Steven A. Camarota, director of research at the Center for Immigration Studies, a group that favors more restrictions on immigration, said parents in the country illegally may hesitate to enroll their U.S.-born children in Medicaid now, for fear of deportation. If that threat is gone, parents might be more willing to sign up their children for government programs, Camarota said.
State officials frequently complain that the federal government does not adequately reimburse states for housing criminals who are serving sentences before they are deported.

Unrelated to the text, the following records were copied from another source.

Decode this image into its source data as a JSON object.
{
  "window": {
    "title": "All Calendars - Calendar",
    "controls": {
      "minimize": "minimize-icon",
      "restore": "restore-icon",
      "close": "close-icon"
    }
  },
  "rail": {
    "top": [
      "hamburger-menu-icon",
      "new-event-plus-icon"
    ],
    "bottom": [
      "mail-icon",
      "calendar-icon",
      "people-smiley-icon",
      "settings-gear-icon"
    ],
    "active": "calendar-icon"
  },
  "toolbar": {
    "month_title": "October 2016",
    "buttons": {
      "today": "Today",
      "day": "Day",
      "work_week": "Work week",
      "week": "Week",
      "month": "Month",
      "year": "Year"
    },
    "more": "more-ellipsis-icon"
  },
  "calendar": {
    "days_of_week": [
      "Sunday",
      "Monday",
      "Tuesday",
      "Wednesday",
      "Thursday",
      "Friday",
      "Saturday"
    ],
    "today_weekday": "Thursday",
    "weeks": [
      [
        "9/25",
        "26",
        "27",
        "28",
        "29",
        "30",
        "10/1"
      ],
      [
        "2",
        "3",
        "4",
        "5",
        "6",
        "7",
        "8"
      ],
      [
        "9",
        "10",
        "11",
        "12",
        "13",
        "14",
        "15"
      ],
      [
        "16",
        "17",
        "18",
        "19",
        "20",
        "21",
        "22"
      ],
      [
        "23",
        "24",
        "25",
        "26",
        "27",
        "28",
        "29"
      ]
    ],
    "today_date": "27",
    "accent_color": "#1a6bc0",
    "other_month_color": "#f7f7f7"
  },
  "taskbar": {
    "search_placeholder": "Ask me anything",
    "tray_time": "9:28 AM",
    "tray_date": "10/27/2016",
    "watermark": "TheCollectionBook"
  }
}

Under the State Criminal Alien Assistance Program (SCAAP), the federal government is paying states only 18 percent of those costs, according to NCSL. The federal government picks up $240 million of the total cost of more than $1.3 billion, leaving states and localities to pay the rest.
The Senate measure would nearly quadruple SCAAPS’s budget, to $950 million, but Congress would have to include the higher amounts in its appropriation bills.
Still, the higher reimbursement rates in the Senate legislation are a bright spot for states.
Fifteen states now let undocumented students pay in-state tuition, but more students in the remaining states would presumably qualify for the cheaper rates once they obtain permission to stay in the country legally.
The Senate bill also would remove legal uncertainty over states’ ability to grant undocumented students in-state tuition by repealing a law that bars states from giving unauthorized immigrants “any postsecondary education benefit” not available to U.S. citizens.
Dan Hurley, director of state relations and policy analysis at the American Association of State Colleges and Universities, said it is too early to tell what impact that would have on public universities. States could help cushion the blow to their colleges, but they could pass on the costs of in-state subsidies to the schools themselves, he said.